Politicians talk to their friends and financiers in business, who are also used to making complex decisions quickly in uncertain situations. Business school methods that focus on real-world problems can be useful when the data are speculative and the quantitative formulae have just been thrown out of the window. The core business management question is ‘what is going on here?’ and the answer is given by means of a story that makes sense. So far so good. That works when our intuitions have been refined by experiences that fit the problem. But it doesn’t work when the problem follows a new logic for which our thinking need to be rewired – for example a novel pathogen.

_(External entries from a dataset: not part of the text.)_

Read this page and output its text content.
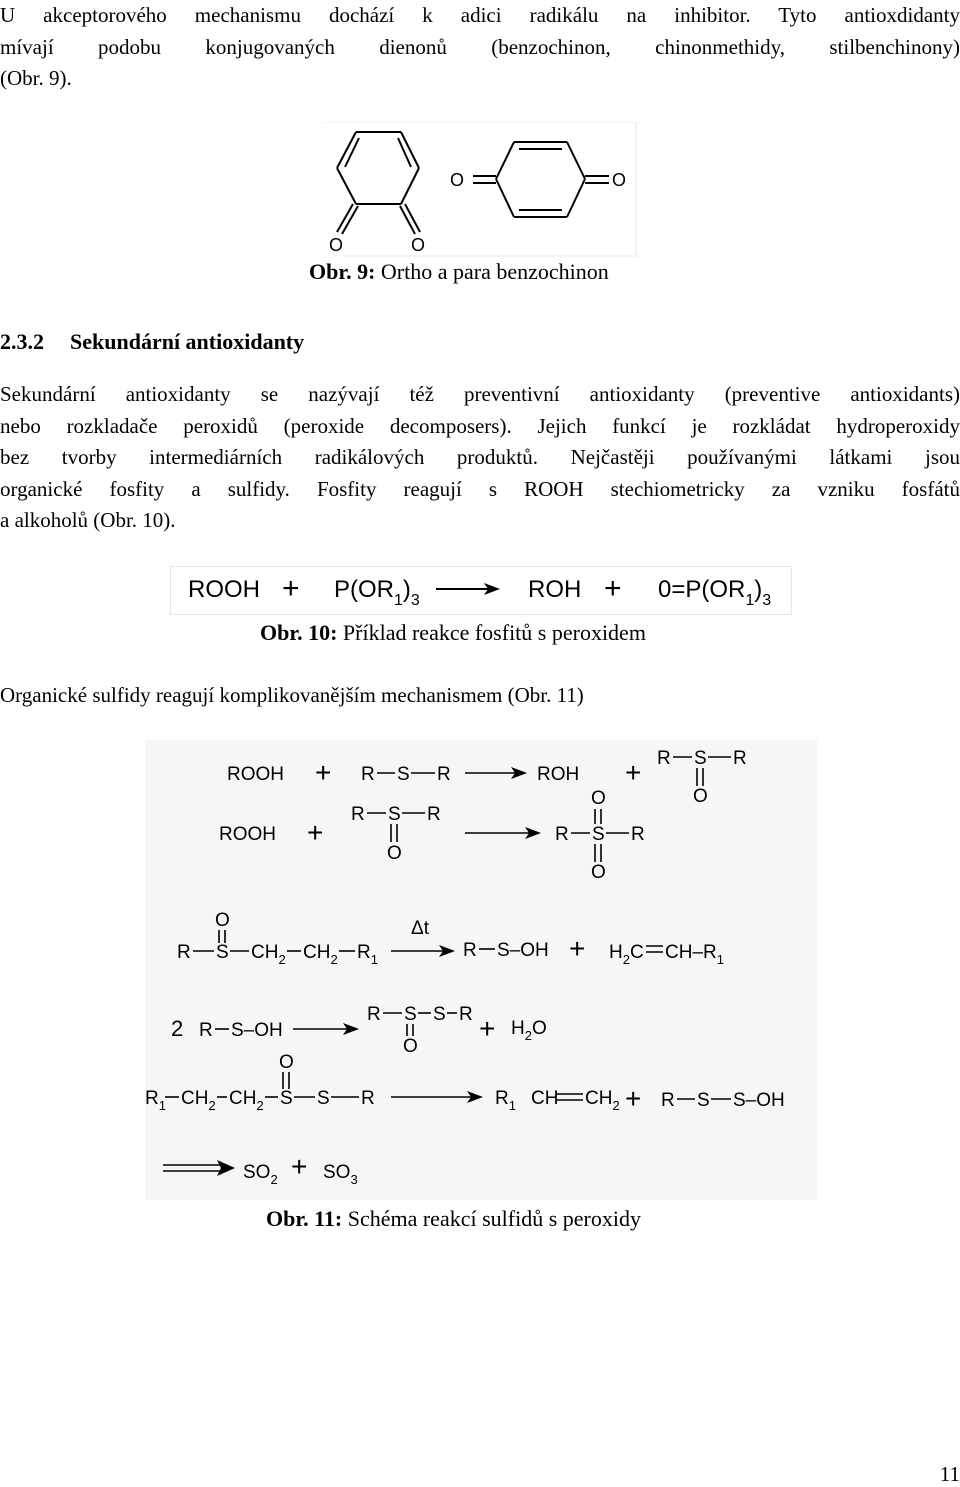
U akceptorového mechanismu dochází k adici radikálu na inhibitor. Tyto antioxdidanty

mívají podobu konjugovaných dienonů (benzochinon, chinonmethidy, stilbenchinony)

(Obr. 9).

O	O
O	O
Obr. 9: Ortho a para benzochinon
2.3.2 Sekundární antioxidanty

Sekundární antioxidanty se nazývají též preventivní antioxidanty (preventive antioxidants)

nebo rozkladače peroxidů (peroxide decomposers). Jejich funkcí je rozkládat hydroperoxidy

bez tvorby intermediárních radikálových produktů. Nejčastěji používanými látkami jsou

organické fosfity a sulfidy. Fosfity reagují s ROOH stechiometricky za vzniku fosfátů

a alkoholů (Obr. 10).

ROOH + $P(OR_1)_3$	ROH + $0=P(OR_1)_3$
Obr. 10: Příklad reakce fosfitů s peroxidem

Organické sulfidy reagují komplikovanějším mechanismem (Obr. 11)

ROOH + R S R	ROH + R S R
O
ROOH +
R S R
O
O
R S R
O
O
R S $CH_2$ $CH_2$ $R_1$
Δt
R $S-OH + H_2C$ $CH-R_1$
2 R S–OH
R S S R
O
+ $H_2O$
O
$R_1$ $CH_2$ $CH_2$ S S R	$R_1$ CH $CH_2 + R$ S S–OH
$SO_2 + SO_3$
Obr. 11: Schéma reakcí sulfidů s peroxidy
11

The security advisers have a narrative too. Their job includes planning for a full spectrum of hazards, including all manner of nasty surprises. Military officers and intelligence analysts have played out wargames with both humans and natural disasters as the enemy ‘red team’ and have watched how decision-makers respond to the stresses of the unexpected. One of those exercises, repeated every year or so in governments of industrialized countries, is the crisis of a highly contagious germ introduced either by a terrorist with access to a high-security biotech laboratory, or by natural spillover. So the security analysts consider themselves ready – or at least a step ahead of others. But they can’t anticipate what rules a new virus might follow. They also suffer the handicap of those tasked with imagining the unanticipated, which is that in order to make their story credible – plausible enough to convince a jaded politician – they can only break one or two rules about normality at a time. In the same way that a science fiction movie stretches our imagination on one dimension but sticks to a conventional plotline and characterization so as not to bewilder the audience, so too the pandemic disaster scenario hews to an intuitively resonant human script. These rules are written by the scriptwriter. This is why, almost inevitably, the reality of a pandemic will be stranger than fiction or a security studies wargame simulation. This naturally won’t become clear until later. In emergency mode – and most politicians have an adrenaline rush when there is a real emergency, with top-secret briefings with the highest-ranking generals and spy chiefs – those security-based narratives, scary but familiar, will resonate.

Routinely, a political leader will talk to other politicians. The normal calculus of day-to-day politicking about loyalty, jobs, money, and the media doesn’t stop. We hope that in a national emergency, all those become secondary to the public good. One of the virtues of a pandemic-as-national-security drama is that it allows a leader to rise above party politics and set a truly national agenda, even a global one. Every politician also knows that they should never let a crisis go to waste. For some, the chance for partisan gain trumps the public good. There are benefits to pandemics: an opportunity to seize emergency powers and use them to other ends, spend public money with little oversight, and get on with other factional business while public attention is distracted. Some leaders are denialists. A few are devout denialists, who genuinely think the disease is a hoax or truly have faith that religious piety is sufficient to prevail. Others are tactical denialists, for whom challenging the science or letting turmoil spread brings immediate political advantages. More common are those who pay enough attention to half-convince themselves of a simplified storyline, and then screen out contradictory information.

In a crisis, political leaders don’t usually consult the people, because it’s complicated and takes time and they don’t know what questions to pose. For those who are genuinely committed to democracy, or to finding the best all-of-society way through the crisis, it’s a short-cut that they will come to regret. But the mistake is easily made because there’s no readily available template for a democratic pandemic response.